On the euro’s launch the pound bought €1.68; 12 months ago it stood at €1.42 and by January 1 it had fallen to €1.37. After Wednesday’s doom-laden report from the Bank of England, sterling slumped to €1.195. Some economists now predict that it will fall even further, perhaps to as low as €1.15 by January. That would represent a 15% fall this year and a massive 31% drop since the single currency was introduced.
Those who cherish keeping sterling argue that the rising euro is a function of the European economy growing more quickly than the UK’s, notably because of the accession of the newer Eastern European members of the EU. The history of the euro against the world’s major reserve currency, the dollar, suggests otherwise.
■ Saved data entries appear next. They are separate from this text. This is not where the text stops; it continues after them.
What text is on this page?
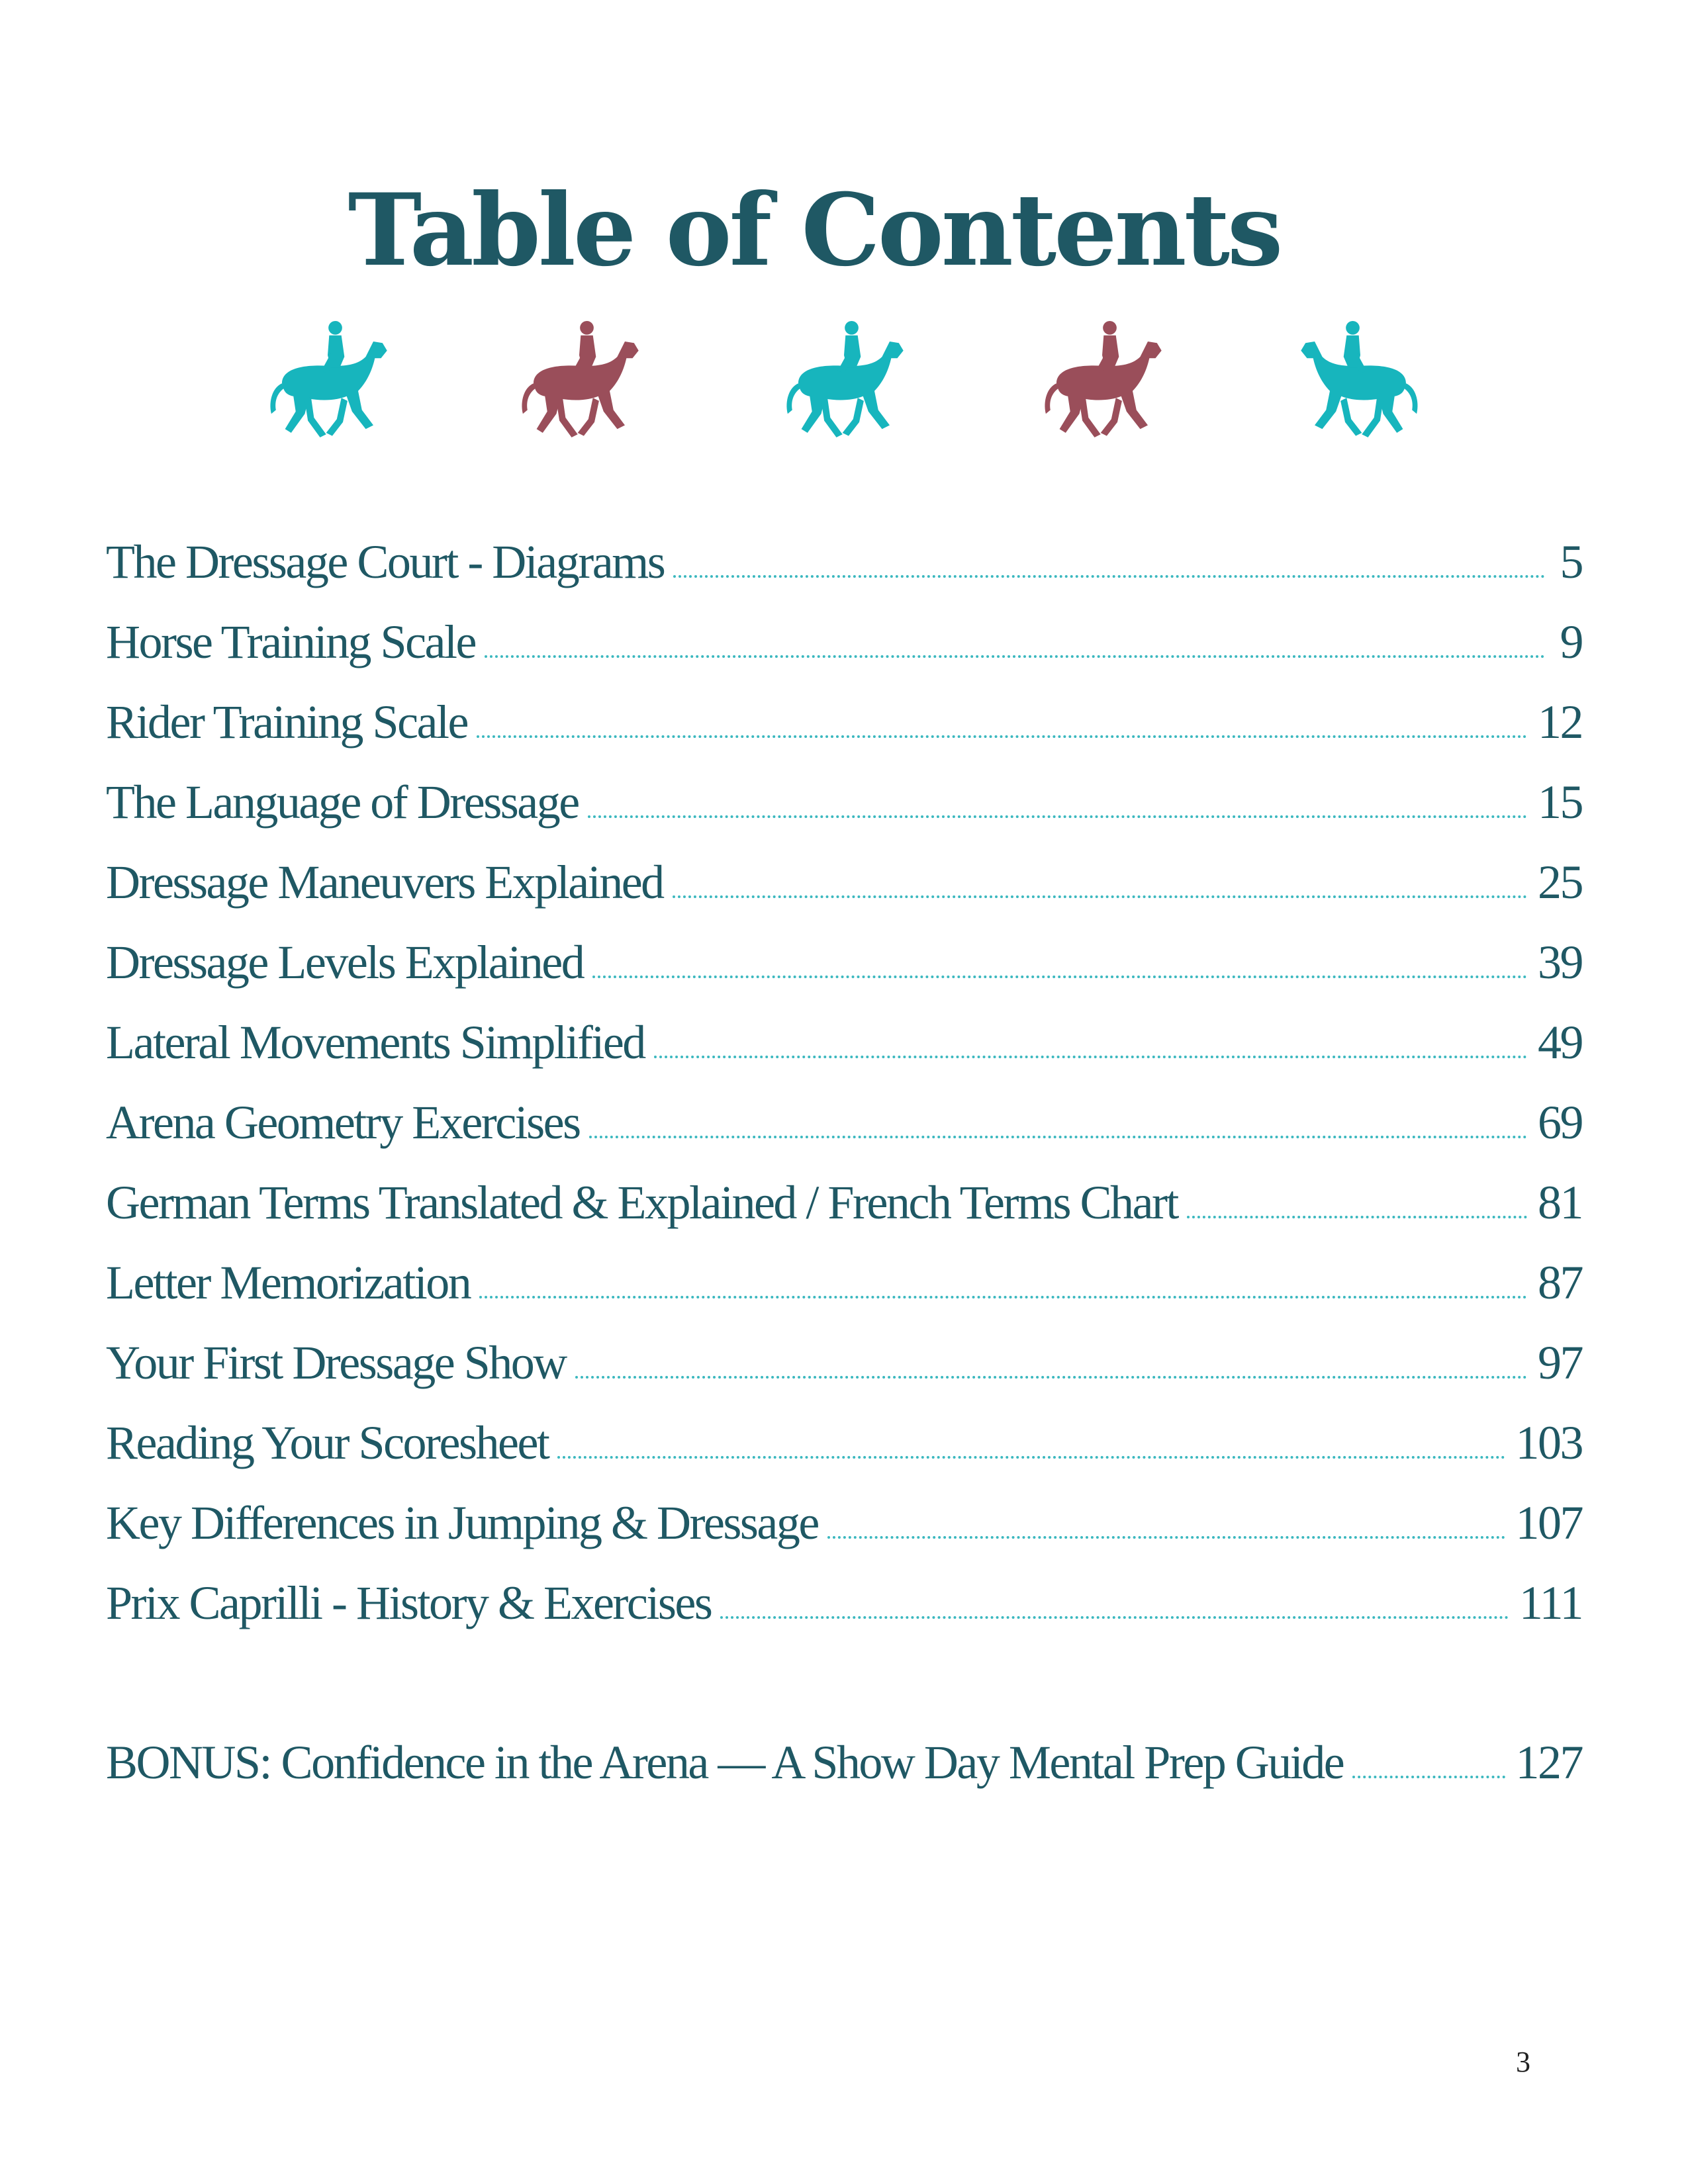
Table of Contents
The Dressage Court - Diagrams	5
Horse Training Scale	9
Rider Training Scale	12
The Language of Dressage	15
Dressage Maneuvers Explained	25
Dressage Levels Explained	39
Lateral Movements Simplified	49
Arena Geometry Exercises	69
German Terms Translated & Explained / French Terms Chart	81
Letter Memorization	87
Your First Dressage Show	97
Reading Your Scoresheet	103
Key Differences in Jumping & Dressage	107
Prix Caprilli - History & Exercises	111
BONUS: Confidence in the Arena — A Show Day Mental Prep Guide	127
3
At the start of this year, most traders and economists viewed the dollar as significantly undervalued. This theme was echoed by major exporters to the US, not least Pernod Ricard and Diageo. On January 1, a euro bought 68 cents; today it buys 80 cents. That represents a 17% appreciation of the dollar. By contrast, sterling has fallen so far this year by 27% from $2.05 to $1.49. But when the euro was launched it bought 95 cents, so in six years the euro has depreciated against the greenback by almost 16%. On that basis the evidence points not to euro strength but to sterling weakness.
Many wine and spirit importers agree an exchange rate for a year with their Continental suppliers. Assuming they had agreed €1.38/37 for 2008, somebody (either the producer or the importer) is taking a 14% loss just on the exchange rate on shipments being made today. So what rate is sensible for next year? Given the Bank of England’s grim prediction of a worse recession than in the early 1990s, today’s €1.19 looks very optimistic.Â
Add to the 14% fall in the value of sterling against the euro the 5% or so inflation costs being borne by European producers plus the ratchet effect of VAT and a minimum 20% rise in wholesale prices on UK shipments is needed for Continental suppliers to be in the same position as they were at this time last year. And that presupposes that the Chancellor does nothing to add to the damage in his Pre-Budget report later this month.
Privately importers admit to volumes declining steadily this year, so a 20% price rise will merely accelerate the downtrend, with retailers (not least the supermarkets) demanding lower prices as consumer spending slows. Mervyn King’s prediction of “very difficult times” in 2009 looks like a massive understatement. Euro membership would have prevented some of the now inevitable further pain.